Self Attention

Self attention is built on top of attention module, where $Q,K,V$ matrices all come from the same input, but is multplied by different transformation matrices.

Suppose we have input sequence $X\in\mathbb{R}^{n\times d_{\text{model}}}$ , which means a sequence of $n$ tokens with each token has an embedding dimension $d_{\text{model}}$ .

We then first transform $X$ into $Q,K,V$ respectively with 3 matrices, $W^Q,W^K\in\mathbb{R}^{d_{\text{model}} \times d_k}$ and $W^V\in\mathbb{R}^{d_{\text{model}}\times d_v}$ . Now that $Q,K\in\mathbb{R}^{n\times d_k}$ and $V\in\mathbb{R}^{n\times d_v}$ , meaning that input sequence $X$ are projected into 2 “spaces” ( $Q,K$ space and $V$ space).

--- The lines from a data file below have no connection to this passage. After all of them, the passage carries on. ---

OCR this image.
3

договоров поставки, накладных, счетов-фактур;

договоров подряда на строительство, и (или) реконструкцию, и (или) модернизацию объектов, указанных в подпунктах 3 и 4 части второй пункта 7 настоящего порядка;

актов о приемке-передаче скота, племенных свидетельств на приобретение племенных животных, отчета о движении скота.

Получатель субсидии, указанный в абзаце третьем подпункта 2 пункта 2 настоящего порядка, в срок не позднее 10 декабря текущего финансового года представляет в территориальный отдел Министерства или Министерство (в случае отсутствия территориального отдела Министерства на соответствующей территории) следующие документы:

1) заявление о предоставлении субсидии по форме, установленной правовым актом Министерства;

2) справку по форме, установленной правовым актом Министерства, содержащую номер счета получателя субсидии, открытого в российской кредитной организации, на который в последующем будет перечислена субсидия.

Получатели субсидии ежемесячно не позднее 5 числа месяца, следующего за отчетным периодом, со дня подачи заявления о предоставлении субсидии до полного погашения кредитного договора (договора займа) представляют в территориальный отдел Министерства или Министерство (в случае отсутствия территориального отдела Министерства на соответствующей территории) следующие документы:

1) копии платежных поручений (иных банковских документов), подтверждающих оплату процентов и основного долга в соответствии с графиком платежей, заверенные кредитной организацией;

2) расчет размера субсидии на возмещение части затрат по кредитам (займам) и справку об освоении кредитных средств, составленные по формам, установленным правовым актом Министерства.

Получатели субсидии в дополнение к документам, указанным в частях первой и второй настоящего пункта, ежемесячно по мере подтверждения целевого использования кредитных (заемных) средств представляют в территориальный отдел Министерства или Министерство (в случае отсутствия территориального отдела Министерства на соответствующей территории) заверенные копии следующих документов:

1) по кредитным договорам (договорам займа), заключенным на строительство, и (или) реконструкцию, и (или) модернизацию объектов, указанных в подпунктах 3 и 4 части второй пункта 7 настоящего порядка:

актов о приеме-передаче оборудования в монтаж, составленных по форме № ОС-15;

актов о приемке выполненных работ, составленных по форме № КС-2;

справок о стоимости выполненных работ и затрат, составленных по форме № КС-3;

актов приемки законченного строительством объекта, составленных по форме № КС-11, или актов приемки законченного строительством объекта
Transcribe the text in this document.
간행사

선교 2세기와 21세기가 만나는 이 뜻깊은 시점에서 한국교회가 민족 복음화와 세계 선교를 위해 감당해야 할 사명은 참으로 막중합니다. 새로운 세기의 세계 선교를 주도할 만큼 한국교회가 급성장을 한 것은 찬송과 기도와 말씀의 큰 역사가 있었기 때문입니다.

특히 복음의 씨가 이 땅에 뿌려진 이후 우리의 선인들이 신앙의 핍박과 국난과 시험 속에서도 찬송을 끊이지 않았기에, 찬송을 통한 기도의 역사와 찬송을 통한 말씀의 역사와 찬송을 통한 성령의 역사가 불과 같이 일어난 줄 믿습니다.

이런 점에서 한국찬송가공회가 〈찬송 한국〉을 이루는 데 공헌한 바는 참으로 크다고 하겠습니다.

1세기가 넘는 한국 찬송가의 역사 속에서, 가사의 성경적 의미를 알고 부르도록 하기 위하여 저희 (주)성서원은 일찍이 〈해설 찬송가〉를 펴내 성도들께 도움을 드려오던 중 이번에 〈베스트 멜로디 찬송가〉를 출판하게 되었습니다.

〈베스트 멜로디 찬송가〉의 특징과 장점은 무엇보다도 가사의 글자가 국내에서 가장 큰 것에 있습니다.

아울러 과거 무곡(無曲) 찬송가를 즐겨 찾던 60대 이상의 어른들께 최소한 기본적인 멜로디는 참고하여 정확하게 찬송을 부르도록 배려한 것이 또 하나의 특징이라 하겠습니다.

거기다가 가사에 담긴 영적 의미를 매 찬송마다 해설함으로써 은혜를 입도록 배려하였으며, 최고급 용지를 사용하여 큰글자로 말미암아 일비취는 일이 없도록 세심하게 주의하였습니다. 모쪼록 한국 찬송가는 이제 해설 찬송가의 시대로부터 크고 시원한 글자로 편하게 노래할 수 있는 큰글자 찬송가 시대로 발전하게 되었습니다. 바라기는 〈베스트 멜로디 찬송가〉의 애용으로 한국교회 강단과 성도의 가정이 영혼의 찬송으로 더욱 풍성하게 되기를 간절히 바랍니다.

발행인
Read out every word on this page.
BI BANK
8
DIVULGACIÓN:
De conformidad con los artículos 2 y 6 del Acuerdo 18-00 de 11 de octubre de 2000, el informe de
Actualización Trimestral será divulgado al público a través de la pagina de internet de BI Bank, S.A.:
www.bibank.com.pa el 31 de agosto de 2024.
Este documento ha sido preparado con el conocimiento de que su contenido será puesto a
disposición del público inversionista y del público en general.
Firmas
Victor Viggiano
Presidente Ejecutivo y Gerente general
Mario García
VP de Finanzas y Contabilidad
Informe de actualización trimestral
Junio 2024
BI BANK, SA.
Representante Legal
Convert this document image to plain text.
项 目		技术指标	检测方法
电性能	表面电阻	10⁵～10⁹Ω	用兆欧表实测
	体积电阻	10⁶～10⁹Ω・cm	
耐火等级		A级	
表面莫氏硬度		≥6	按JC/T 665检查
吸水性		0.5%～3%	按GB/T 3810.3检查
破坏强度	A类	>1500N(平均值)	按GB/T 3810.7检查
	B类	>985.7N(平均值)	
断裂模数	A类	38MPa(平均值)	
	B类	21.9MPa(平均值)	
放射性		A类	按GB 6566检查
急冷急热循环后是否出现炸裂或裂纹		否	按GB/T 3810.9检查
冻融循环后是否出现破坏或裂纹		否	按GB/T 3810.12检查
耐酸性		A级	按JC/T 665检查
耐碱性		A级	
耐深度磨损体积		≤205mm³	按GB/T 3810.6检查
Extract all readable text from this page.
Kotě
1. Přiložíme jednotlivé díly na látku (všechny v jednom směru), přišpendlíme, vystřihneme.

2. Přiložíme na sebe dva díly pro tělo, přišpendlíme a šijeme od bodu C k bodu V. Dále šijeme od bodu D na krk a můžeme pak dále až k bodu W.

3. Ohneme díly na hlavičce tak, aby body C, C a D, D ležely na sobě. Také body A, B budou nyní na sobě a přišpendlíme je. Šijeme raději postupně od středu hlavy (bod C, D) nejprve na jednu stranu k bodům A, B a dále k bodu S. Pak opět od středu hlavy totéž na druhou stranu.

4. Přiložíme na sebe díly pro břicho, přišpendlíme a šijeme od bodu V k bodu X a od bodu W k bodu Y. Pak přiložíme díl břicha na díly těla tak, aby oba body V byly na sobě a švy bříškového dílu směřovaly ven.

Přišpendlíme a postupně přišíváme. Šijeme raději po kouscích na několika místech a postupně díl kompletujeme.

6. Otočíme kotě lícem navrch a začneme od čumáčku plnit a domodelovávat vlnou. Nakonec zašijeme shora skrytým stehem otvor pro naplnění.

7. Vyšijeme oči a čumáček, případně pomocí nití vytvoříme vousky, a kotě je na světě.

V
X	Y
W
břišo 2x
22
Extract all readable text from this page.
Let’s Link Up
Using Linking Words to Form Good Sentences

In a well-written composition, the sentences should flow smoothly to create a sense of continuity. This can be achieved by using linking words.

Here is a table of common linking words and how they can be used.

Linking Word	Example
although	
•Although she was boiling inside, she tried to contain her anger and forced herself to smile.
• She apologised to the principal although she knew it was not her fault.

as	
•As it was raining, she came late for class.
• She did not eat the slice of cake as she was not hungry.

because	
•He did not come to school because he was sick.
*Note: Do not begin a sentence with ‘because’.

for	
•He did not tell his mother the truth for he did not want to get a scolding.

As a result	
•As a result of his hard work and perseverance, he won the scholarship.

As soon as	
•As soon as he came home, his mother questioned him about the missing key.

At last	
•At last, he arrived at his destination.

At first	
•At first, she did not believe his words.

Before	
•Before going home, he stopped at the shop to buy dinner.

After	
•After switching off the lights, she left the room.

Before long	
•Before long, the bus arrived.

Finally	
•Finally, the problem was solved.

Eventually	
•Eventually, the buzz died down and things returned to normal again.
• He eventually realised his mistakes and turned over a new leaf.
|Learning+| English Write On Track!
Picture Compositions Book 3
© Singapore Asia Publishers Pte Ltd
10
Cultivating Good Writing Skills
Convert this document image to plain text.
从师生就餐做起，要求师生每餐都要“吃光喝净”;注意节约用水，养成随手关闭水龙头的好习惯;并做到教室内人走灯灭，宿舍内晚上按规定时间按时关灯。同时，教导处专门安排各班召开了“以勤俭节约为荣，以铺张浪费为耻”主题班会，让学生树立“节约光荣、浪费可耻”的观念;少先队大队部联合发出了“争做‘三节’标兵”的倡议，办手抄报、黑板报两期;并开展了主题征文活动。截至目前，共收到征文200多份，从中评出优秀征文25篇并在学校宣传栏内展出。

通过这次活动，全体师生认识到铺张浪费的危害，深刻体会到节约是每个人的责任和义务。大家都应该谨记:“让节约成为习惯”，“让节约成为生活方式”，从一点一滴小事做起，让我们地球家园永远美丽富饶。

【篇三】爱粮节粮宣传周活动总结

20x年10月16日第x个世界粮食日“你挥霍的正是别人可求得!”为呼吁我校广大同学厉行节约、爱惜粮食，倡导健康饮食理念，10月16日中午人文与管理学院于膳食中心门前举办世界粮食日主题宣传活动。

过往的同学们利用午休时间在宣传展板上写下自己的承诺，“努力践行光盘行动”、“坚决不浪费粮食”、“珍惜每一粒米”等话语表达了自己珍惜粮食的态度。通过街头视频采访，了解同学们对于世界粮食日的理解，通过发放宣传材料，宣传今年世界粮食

Then the rest is same as naive attention:

We first compute $QK^\top$ , then divided by $\sqrt{d}$ , and then $\text{softmax}()$ . The resulting matrix is a score matrix (attention weights) $P\in\mathbb{R}^{n\times n}$ , where $i$ -th row represents the similarity between $i$ -th token and all the tokens in the sequence.
We then compute $PV$ to get “meaning interpolation” for each row (i.e., each token). The resulting matrix is $O\in\mathbb{R}^{n\times d_v}$ encodes the “meaning” of each token (i.e., each row)